The New Brunswick Museum contains a major grouping of about 800 pieces of Humphrey’s work: over 400 drawings, 300 paintings, about forty pastel, almost twenty original artist’s prints and seven sketchbooks. This vast resource allows an unprecedented opportunity to understand the development of his creative vision, from student days in the early 1920s, to the last painting he completed outdoors, in October 1966. Having a broad cross-section of Humphrey’s work permits the New Brunswick Museum to be a centre for the advanced study of the career and artistic output of one of Canada’s most important artists.
Between 1931 and 1967, Humphrey’s name became synonymous with watercolour views of Saint John and the towns and villages along the Fundy coast as well as the Saint John (Wolastoq) and the Kennebecasis Rivers.
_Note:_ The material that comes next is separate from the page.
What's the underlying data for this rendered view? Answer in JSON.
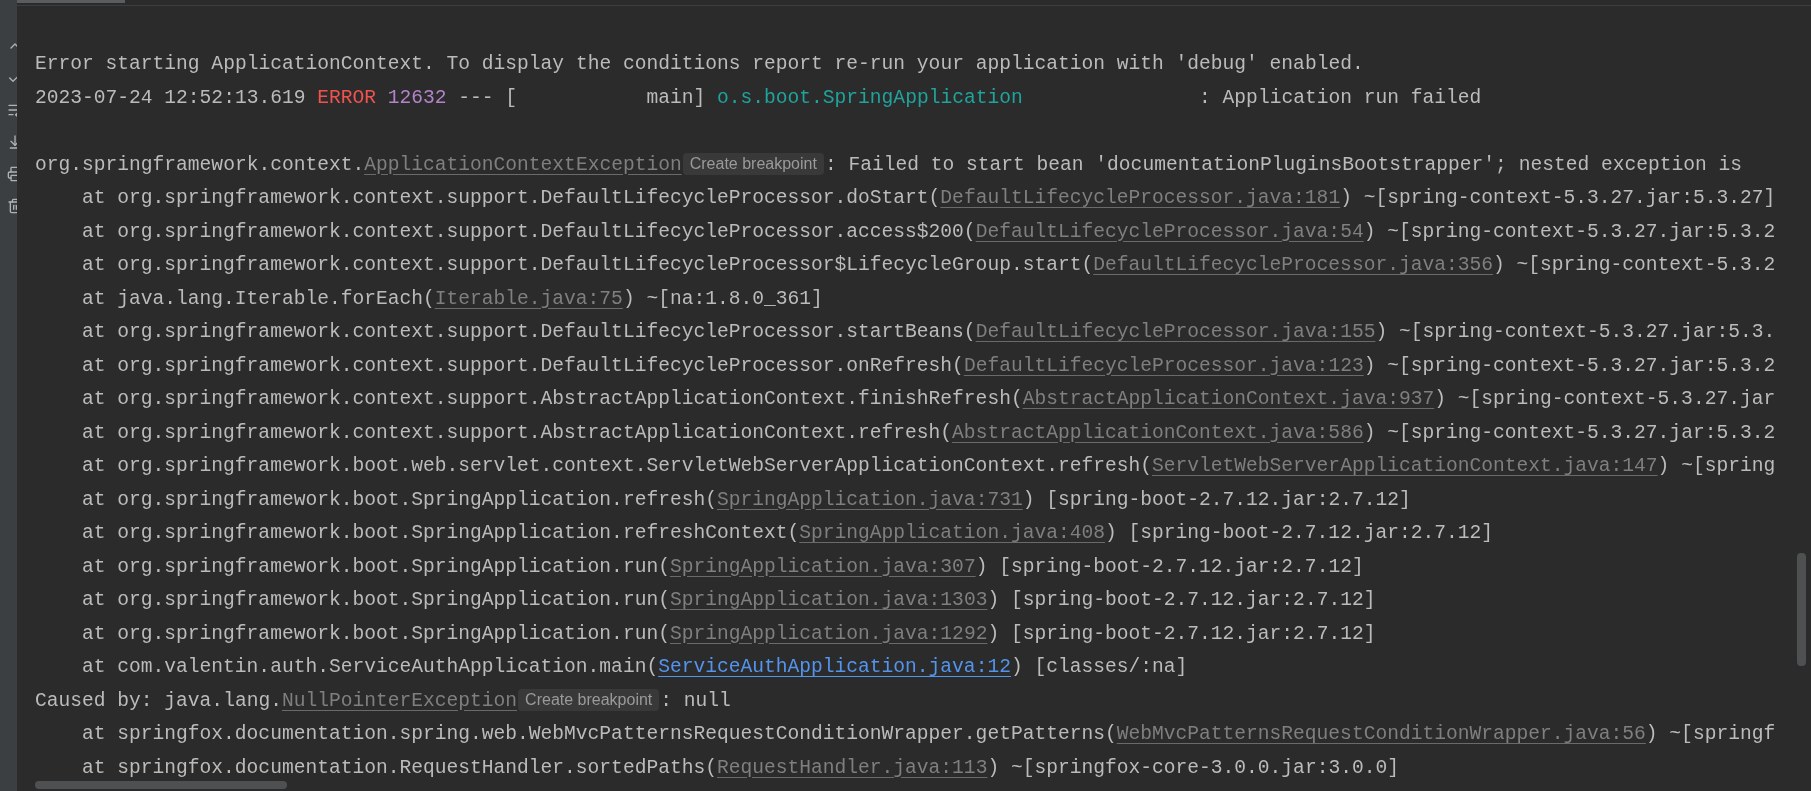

As he garnered an increasingly national reputation for the quality of his work, those depictions became the way that New Brunswick was perceived and understood across the country. Not long after his return from travelling, he led children’s art classes where he found sitters for a powerful series of portraits that achieved wide acclaim. Some national recognition early in the 1950s and a study year in France allowed him to expand his repertoire as his work forayed more and more into subtle, painterly abstraction.
Humphrey’s unexpected death in 1967, at the height of his career and in the middle of his first national travelling exhibition, cut short the promise of a distinguished and influential place in Canadian art. Interest in Humphrey and his work is reviving…the concerns and accomplishments of his compelling creativity are insistent in their currency and they continue to provide evocative messages of identity and place that are as pertinent today as they were almost a century ago.